A região registrou um elevado nível de bem-estar entre os jovens, mesmo com intenso uso de mídias sociais. Em comparação, a juventude no Reino Unido e na Irlanda eram mais infelizes do que o esperado para o seu padrão de uso das mídias sociais.
“De modo geral, a América Latina possui laços familiares e sociais fortes, mais do que em outros lugares”, segundo De Neve. A Costa Rica, no relatório deste ano, pulou do 23º lugar em 2023 para o 4º lugar num ranking dos 147 países com maior nível de felicidade.
Já o Brasil ficou em 32º lugar no ranking geral de felicidade, na frente de França, Itália, Argentina, Colômbia e Portugal. A Alemanha ficou na 17ª posição. A classificação resulta das respostas de 100 mil participantes.
O primeiro lugar ficou, pelo nono ano consecutivo, para a Finlândia.

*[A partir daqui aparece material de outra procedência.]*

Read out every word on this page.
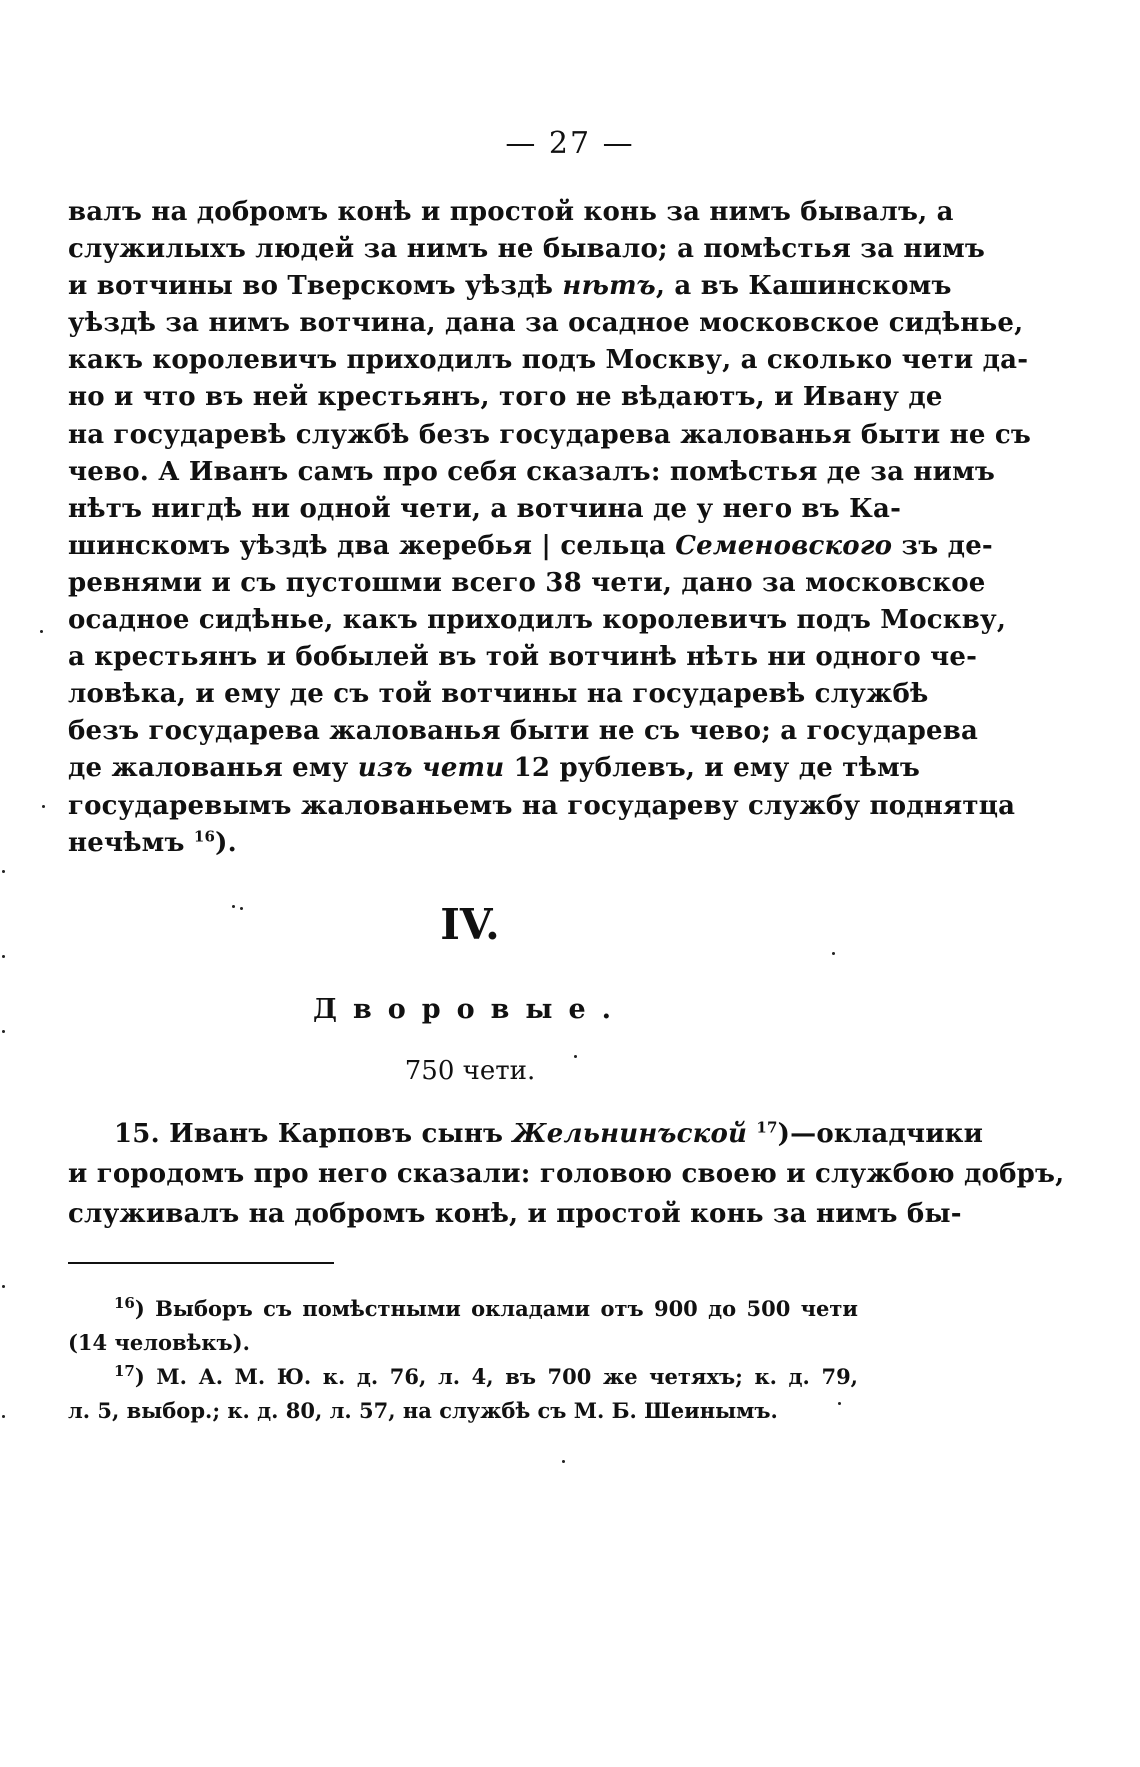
— 27 —
валъ на добромъ конѣ и простой конь за нимъ бывалъ, а
служилыхъ людей за нимъ не бывало; а помѣстья за нимъ
и вотчины во Тверскомъ уѣздѣ нѣтъ, а въ Кашинскомъ
уѣздѣ за нимъ вотчина, дана за осадное московское сидѣнье,
какъ королевичъ приходилъ подъ Москву, а сколько чети да-
но и что въ ней крестьянъ, того не вѣдаютъ, и Ивану де
на государевѣ службѣ безъ государева жалованья быти не съ
чево. А Иванъ самъ про себя сказалъ: помѣстья де за нимъ
нѣтъ нигдѣ ни одной чети, а вотчина де у него въ Ка-
шинскомъ уѣздѣ два жеребья | сельца Семеновского зъ де-
ревнями и съ пустошми всего 38 чети, дано за московское
осадное сидѣнье, какъ приходилъ королевичъ подъ Москву,
а крестьянъ и бобылей въ той вотчинѣ нѣть ни одного че-
ловѣка, и ему де съ той вотчины на государевѣ службѣ
безъ государева жалованья быти не съ чево; а государева
де жалованья ему изъ чети 12 рублевъ, и ему де тѣмъ
государевымъ жалованьемъ на государеву службу поднятца
нечѣмъ $^{16}$).
IV.
Дворовые.
750 чети.
15. Иванъ Карповъ сынъ Жельнинъской $^{17}$)—окладчики
и городомъ про него сказали: головою своею и службою добръ,
служивалъ на добромъ конѣ, и простой конь за нимъ бы-
$^{16}$) Выборъ съ помѣстными окладами отъ 900 до 500 чети
(14 человѣкъ).
$^{17}$) М. А. М. Ю. к. д. 76, л. 4, въ 700 же четяхъ; к. д. 79,
л. 5, выбор.; к. д. 80, л. 57, на службѣ съ М. Б. Шеинымъ.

Dentre os seis países mais felizes do mundo, cinco eram nórdicos, incluindo ainda: Islândia, Dinamarca, Suécia e Noruega. O relatório atribui o resultado à riqueza, igualdade, sistemas de bem-estar social e alta expectativa de vida destes países.
Os últimos colocados enfrentam guerras ou estão próximos delas, a exemplo da República Democrática do Congo, Líbano, Iêmen, Serra Leoa e Afeganistão.